Le projet de constitution wallonne
On lira ci-dessous quelques extraits significatifs du projet de Constitution wallonne déposé au Parlement de Namur par MM. Van Cauwenberghe, Bayenet, Ficheroulle, Collignon, Happart, Eliane Tillieux. Même si la proposition peut sembler peu audacieuse, elle consacre des principes ou des dispositions qui sont très avancés. Comme le fait de lier la « qualité » (terme typique du « nationalisme de contestation » à mi-chemin de citoyenneté et de nationalité), de Wallon à la résidence, de changer les formules du serment, d'établir l'égalité des hommes et des femmes, d'énumérer des droits sociaux, de rendre plus forte la nécessité de la concertation sociale, d'affirmer le lien aux pays de culture germanique à travers les communes germanophones, le lien avec Bruxelles et de parler d'un Etat étranger - le seul dont il soit question - la République française. En outre, cette Constitution ne peut être suspendue. Et elle ne peut être révisée que par les Parlementaires wallons. Répétons que ce texte qui n'est pas audacieux a le mérite immense - s'il était adopté - d'empêcher toute fusion avec la Communauté (déjà rendue difficile par la Constitution fédérale elle-même), tout en inaugurant des rapports avec Bruxelles qui, sans doute, respectent la Constitution belge, mais fondent aussi, par rapport à elle un fait nouveau. Cette proposition est offensive sur certains points. Elle utilise les mots « nation » et « République » certes discrètement et sans « scandale », et jamais le mot « roi ».

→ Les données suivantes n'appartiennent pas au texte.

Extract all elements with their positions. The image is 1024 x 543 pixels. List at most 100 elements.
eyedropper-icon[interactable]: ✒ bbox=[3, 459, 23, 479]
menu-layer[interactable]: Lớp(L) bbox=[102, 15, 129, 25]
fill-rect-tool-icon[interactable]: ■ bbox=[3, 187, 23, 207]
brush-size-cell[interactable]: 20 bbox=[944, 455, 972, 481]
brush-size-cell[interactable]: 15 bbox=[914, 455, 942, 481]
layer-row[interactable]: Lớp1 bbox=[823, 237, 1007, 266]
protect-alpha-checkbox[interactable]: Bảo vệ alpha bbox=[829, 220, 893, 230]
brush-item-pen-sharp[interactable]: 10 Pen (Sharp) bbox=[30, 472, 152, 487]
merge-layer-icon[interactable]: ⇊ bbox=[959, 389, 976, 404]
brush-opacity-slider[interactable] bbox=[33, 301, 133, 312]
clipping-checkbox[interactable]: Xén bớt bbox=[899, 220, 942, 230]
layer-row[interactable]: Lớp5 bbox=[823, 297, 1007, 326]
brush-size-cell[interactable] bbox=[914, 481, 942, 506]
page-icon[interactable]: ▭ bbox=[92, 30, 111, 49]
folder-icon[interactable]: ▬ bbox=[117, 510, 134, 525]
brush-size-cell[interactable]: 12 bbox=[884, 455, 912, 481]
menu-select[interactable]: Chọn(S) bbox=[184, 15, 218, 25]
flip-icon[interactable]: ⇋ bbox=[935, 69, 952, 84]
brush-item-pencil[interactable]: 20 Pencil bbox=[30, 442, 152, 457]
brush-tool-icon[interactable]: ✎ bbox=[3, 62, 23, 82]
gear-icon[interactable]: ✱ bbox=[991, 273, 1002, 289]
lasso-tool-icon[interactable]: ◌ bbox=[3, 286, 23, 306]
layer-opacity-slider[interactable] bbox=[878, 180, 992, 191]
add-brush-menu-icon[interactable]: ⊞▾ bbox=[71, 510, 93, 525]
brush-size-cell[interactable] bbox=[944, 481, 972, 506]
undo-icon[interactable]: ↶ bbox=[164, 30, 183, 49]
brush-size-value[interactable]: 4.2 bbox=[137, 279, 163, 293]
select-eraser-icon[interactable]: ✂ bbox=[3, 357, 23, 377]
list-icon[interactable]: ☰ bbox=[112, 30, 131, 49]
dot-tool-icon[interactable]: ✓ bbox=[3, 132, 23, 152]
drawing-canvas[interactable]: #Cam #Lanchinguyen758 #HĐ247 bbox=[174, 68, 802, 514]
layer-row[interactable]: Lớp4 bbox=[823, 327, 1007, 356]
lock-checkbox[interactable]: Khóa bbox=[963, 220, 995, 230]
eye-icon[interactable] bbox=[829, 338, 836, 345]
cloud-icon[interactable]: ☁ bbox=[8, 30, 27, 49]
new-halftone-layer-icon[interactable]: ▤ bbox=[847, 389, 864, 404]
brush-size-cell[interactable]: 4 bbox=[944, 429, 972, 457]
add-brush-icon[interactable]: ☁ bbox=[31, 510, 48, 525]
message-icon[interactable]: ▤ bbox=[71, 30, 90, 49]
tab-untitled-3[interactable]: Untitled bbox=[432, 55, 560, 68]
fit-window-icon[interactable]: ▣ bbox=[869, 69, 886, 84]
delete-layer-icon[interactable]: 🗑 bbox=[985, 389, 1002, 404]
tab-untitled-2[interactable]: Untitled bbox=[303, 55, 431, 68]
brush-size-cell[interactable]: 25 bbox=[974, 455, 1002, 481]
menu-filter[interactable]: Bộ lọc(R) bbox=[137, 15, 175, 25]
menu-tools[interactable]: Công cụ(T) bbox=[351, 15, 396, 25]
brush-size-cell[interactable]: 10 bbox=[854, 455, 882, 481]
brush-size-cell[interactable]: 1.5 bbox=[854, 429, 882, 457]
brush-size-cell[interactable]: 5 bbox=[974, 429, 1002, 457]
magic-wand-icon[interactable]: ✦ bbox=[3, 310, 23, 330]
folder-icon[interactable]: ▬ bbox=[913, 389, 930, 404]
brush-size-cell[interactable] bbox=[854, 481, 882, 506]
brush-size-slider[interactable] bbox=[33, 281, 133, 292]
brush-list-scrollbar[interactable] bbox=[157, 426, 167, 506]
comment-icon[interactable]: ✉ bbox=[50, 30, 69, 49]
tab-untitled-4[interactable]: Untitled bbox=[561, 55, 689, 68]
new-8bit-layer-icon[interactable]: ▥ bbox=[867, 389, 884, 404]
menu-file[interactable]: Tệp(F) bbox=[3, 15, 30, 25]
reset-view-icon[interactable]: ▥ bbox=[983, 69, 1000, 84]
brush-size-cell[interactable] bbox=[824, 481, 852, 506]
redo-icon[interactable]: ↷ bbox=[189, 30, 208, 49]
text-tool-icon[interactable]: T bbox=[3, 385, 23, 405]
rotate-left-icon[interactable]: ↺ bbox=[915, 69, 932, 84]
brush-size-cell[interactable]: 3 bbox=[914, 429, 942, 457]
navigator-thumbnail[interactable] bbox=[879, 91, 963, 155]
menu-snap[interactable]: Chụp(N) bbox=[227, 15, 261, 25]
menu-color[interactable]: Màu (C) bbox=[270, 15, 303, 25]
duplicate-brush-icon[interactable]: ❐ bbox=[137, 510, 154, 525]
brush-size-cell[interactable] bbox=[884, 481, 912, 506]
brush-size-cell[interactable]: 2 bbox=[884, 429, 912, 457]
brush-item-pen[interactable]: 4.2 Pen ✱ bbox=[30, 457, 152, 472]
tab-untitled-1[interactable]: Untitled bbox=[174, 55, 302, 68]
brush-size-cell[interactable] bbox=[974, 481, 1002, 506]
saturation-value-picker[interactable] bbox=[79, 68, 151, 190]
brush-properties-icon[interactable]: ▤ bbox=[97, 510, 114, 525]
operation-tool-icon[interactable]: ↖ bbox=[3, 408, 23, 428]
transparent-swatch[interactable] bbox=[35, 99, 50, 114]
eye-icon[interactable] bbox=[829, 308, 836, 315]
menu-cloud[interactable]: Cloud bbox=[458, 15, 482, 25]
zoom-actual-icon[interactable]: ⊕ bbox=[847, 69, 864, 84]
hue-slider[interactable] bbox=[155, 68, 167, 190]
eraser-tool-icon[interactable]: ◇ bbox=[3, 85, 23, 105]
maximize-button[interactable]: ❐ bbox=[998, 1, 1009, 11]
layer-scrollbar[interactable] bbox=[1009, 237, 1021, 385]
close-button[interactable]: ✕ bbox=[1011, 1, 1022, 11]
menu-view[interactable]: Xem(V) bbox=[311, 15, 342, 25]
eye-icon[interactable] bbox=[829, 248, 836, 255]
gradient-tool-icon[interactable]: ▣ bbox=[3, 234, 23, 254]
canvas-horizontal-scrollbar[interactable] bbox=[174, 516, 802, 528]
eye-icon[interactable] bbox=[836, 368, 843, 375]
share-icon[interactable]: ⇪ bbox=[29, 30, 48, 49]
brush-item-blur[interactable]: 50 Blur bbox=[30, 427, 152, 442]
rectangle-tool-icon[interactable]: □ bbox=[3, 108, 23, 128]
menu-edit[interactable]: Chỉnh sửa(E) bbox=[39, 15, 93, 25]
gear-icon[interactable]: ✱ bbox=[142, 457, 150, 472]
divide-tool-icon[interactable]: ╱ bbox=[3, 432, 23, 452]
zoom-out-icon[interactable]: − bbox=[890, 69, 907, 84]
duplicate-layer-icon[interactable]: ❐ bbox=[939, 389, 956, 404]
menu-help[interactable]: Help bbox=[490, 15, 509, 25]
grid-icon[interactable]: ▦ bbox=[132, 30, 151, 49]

Rédiger une Constitution est toujours un acte politique important. La Wallonie est un Etat dont le mouvement wallon a toujours voulu la consécration dans le but de redresser la Wallonie. Plus l'Etat wallon sera fort, mieux ce sera de ce point de vue qui n'intéresse pas que les juristes, mais tout citoyen soucieux, notamment, de la plaie du chômage et de celle de la xénophobie. Le texte constitutionnel wallon ne va pas rendre ces deux maux impossibles, mais il fait solennellement obligation aux citoyens de ne pas les accepter.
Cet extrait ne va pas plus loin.